Anger still prevents the poem from being presented with a convincing detachment. But a sea change is in the offing. The fact that Cowlin's third group of poems closes in 1988 suggests a new emotional climate, that may show in newer work.

Instead of falling back on her married past, she was determined to be out-going.
I particularly like Cowlin's holiday poems.
In Canterbury Pilgrims, giving a nod to Chaucer, Dorothy is one of the tourist bus of 'dandelion clocks' looking out for the cathedral.

The rural corners of the British Isles have usually produced their own famous poets. Dorothy was just a visitor. For example, she has written a poem Kingdom of Elmet. This was the last Celtic strong-hold in England. It is Ted Hughes' birth-place, celebrated in his collection Remains of Elmet ( 1979 ).
( Some of the titles are given in the magazine list of where her poems have been published. )

One of her strongest poems, and one of her last in rhyme ( 1976 ), Glen Dhoon - Isle Of Man, has been published only locally, to date, and I would rather it appear in a magazine.

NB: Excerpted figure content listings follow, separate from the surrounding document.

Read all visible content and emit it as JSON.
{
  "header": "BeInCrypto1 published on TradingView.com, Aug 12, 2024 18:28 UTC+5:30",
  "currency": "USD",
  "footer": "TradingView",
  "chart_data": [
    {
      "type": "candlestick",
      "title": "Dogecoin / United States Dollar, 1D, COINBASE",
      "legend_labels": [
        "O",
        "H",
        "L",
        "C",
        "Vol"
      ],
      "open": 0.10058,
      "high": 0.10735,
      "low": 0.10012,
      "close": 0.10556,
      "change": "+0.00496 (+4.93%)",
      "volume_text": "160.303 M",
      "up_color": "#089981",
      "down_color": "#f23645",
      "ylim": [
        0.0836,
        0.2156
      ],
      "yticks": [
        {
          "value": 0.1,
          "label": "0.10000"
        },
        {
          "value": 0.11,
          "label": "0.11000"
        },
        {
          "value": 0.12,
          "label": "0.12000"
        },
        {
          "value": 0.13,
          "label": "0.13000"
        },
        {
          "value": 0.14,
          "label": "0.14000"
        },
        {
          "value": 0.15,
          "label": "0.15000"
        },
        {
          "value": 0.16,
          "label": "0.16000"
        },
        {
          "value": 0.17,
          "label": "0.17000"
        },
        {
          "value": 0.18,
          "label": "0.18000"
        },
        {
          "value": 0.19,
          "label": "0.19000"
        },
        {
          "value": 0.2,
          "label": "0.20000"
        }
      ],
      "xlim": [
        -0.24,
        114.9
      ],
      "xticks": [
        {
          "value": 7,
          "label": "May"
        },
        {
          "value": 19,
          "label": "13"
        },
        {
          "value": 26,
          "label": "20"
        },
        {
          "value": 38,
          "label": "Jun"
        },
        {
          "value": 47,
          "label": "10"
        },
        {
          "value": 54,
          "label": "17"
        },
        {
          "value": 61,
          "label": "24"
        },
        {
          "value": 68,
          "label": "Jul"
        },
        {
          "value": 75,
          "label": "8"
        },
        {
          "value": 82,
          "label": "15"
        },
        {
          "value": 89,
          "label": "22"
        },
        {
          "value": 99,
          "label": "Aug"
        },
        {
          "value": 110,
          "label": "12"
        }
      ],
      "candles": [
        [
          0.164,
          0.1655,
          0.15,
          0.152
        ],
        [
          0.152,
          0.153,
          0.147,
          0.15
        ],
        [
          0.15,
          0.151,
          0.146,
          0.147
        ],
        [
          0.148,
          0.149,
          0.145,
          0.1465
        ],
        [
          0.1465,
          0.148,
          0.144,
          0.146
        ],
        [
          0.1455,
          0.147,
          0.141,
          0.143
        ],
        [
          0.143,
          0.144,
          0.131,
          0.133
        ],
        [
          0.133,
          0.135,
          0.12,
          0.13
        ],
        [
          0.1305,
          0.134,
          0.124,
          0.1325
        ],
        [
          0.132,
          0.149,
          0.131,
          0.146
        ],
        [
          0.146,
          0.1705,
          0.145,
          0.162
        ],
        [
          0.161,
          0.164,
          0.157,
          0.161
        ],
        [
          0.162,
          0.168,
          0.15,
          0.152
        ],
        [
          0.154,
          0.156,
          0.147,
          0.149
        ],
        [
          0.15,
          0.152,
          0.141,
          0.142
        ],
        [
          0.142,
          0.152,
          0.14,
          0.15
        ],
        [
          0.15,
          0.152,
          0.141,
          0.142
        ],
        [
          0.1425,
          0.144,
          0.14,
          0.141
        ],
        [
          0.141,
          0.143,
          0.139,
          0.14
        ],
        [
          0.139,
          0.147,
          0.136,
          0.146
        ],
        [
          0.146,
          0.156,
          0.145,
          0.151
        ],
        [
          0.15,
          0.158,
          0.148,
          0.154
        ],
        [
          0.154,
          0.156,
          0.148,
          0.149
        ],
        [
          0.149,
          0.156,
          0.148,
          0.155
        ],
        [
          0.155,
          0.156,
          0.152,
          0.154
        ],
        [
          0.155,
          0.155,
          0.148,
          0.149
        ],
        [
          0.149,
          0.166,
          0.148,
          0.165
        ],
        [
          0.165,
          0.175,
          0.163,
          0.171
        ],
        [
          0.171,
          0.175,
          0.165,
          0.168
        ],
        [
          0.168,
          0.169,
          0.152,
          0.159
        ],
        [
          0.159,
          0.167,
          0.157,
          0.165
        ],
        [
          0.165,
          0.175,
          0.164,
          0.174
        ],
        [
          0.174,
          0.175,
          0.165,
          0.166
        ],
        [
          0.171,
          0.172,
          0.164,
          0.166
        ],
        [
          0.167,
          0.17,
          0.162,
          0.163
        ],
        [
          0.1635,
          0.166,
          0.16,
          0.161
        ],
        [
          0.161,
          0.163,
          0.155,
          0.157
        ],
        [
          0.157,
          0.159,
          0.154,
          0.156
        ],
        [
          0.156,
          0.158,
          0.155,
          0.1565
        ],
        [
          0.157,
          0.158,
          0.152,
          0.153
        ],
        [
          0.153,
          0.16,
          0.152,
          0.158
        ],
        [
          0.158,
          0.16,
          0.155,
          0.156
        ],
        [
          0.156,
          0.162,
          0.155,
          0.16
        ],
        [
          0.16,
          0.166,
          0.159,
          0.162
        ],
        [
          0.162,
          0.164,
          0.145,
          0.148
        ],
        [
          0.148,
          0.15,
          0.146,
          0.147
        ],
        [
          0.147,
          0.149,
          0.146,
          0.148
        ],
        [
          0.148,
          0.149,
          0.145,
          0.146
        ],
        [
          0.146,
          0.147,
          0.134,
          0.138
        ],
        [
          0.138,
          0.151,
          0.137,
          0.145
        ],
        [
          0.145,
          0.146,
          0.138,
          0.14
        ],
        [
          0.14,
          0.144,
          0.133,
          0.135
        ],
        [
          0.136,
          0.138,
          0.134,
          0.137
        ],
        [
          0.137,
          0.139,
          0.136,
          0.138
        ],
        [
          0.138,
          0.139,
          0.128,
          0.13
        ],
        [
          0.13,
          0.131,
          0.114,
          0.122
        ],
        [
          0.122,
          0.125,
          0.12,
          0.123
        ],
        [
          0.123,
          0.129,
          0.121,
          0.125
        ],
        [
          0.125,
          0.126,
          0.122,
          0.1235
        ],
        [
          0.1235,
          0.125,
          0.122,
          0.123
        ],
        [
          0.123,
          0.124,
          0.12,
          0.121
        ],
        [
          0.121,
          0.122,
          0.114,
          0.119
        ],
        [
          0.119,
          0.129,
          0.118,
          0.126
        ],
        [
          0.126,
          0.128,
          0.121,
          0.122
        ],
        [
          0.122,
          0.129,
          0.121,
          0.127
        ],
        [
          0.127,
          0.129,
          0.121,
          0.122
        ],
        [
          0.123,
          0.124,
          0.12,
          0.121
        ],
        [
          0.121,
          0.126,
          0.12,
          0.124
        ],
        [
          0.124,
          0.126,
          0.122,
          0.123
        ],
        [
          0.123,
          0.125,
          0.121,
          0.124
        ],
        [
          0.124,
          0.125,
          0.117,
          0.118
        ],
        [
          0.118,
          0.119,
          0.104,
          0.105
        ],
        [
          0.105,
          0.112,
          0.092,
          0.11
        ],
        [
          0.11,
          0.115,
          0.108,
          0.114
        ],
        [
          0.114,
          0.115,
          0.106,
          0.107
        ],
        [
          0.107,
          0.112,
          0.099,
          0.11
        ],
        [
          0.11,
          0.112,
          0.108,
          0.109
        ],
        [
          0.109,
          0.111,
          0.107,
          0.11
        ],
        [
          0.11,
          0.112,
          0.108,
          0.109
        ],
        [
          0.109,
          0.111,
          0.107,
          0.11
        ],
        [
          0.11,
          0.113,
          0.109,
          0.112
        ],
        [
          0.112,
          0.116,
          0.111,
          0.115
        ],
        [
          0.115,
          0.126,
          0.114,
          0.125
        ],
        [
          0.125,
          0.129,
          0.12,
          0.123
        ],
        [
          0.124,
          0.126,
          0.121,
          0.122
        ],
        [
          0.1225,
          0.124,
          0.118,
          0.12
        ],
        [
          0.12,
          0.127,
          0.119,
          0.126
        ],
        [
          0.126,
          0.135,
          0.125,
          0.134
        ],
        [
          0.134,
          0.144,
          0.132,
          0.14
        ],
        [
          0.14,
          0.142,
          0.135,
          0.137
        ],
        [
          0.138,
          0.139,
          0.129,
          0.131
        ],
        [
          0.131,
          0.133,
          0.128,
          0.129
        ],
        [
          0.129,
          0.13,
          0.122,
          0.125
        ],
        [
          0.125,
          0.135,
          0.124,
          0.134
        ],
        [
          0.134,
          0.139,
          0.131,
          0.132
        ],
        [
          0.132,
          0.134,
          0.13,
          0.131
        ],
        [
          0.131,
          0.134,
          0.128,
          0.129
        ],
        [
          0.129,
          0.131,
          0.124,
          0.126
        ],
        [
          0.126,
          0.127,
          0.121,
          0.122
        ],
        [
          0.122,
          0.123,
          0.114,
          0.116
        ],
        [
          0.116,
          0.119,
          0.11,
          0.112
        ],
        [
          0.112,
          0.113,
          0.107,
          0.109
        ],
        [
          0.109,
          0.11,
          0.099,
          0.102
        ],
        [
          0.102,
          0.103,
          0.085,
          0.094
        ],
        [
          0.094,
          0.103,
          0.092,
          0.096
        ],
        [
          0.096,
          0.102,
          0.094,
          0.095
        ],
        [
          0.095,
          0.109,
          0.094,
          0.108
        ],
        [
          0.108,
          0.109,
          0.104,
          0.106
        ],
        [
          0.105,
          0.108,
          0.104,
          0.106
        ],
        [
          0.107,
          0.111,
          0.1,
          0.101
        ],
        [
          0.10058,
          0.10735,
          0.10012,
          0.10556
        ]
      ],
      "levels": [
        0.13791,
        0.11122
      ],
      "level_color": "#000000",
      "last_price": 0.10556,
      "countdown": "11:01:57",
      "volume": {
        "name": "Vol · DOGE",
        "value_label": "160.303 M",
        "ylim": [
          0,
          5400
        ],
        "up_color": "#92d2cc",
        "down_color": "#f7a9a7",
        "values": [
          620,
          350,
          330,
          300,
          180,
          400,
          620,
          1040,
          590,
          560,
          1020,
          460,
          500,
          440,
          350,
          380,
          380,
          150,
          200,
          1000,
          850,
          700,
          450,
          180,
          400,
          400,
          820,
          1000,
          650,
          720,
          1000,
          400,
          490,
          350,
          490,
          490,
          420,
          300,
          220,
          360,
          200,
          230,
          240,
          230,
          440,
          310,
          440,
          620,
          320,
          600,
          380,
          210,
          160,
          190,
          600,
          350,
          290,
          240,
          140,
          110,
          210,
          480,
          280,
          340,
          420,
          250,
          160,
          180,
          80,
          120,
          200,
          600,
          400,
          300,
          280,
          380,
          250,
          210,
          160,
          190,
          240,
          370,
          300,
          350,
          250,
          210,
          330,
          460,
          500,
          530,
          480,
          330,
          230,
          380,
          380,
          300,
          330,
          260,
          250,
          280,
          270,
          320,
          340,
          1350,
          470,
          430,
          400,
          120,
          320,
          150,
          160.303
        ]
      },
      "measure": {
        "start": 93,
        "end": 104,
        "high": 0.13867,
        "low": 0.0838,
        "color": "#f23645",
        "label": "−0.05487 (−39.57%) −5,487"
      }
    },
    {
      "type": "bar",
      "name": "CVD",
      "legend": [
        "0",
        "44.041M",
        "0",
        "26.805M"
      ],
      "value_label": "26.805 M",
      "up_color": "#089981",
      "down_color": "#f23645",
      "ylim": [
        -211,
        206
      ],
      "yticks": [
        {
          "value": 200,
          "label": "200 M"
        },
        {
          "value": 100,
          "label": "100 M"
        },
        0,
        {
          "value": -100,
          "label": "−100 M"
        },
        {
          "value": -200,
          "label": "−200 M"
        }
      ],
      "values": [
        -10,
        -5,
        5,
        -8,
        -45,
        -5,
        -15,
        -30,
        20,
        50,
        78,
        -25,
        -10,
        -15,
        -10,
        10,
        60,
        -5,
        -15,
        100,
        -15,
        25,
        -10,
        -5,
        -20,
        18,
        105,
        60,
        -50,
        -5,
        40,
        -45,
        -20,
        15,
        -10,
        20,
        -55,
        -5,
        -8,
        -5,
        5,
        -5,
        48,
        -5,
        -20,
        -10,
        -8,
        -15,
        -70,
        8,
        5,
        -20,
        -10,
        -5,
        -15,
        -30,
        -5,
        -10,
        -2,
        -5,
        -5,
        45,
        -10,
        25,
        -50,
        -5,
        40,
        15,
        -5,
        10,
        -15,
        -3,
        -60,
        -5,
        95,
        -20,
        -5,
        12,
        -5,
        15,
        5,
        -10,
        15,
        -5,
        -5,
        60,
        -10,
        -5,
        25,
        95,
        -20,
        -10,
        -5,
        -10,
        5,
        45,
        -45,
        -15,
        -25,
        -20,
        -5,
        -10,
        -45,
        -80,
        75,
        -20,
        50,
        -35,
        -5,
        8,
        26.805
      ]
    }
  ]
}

Dorothy has sometimes said about my poems that she didnt think my rhymings added anything to them, because you never noticed them. ( Well, you werent meant to! ) But I would say that the fact there are rhymes in Glen Dhoon is incidental. This work is best grouped with those of her mature poems in free verse, that are, largely, the results of Celtic trips to the loneliest landscapes of Britain - often the outlying isles.

A favorite place, Dorothy Cowlin re-visited, is the following:


ORKNEY

Sea and land have here
a shifting sovereignty.
Lifetimes could pass
before you learn their lineaments -
tell Sound from Inlet,
islet from promontary.
Red-footed oyster-catchers
and black-headed gulls
cry territories eyerywhere,
and build indifferently on field or shore.
Men cannot say for certain
if they fish or farm.
Sheep thrive on sea-wrack or on grass.

Salt-laden winds
Viking the cowering trees.
But dust from sea-milled shells
blows inland for the flowers.
So cliffs are sweet as heaven
with clover and with thyme;
low meadows sunk in buttercups,
and every inlet decked as for a Fair
with yellow flags.

This land of mildly flowing hills
a little greener than the sea
would be, you'd think
a place for dreamers, with grey eyes
wistful for the Past, and tongues
melodiously telling over tales
already told too often.

Not so.
Men here are dark and ruddy,
speak free and hearty as the wind,
will brook as little nonsense as the sea,
laugh loud and often,
give brisk welcome to a stranger,
dance vigorously, and sing
like seamen on perpetual leave.



End of first part of Richard Lung's review of Dorothy Cowlin's poetry.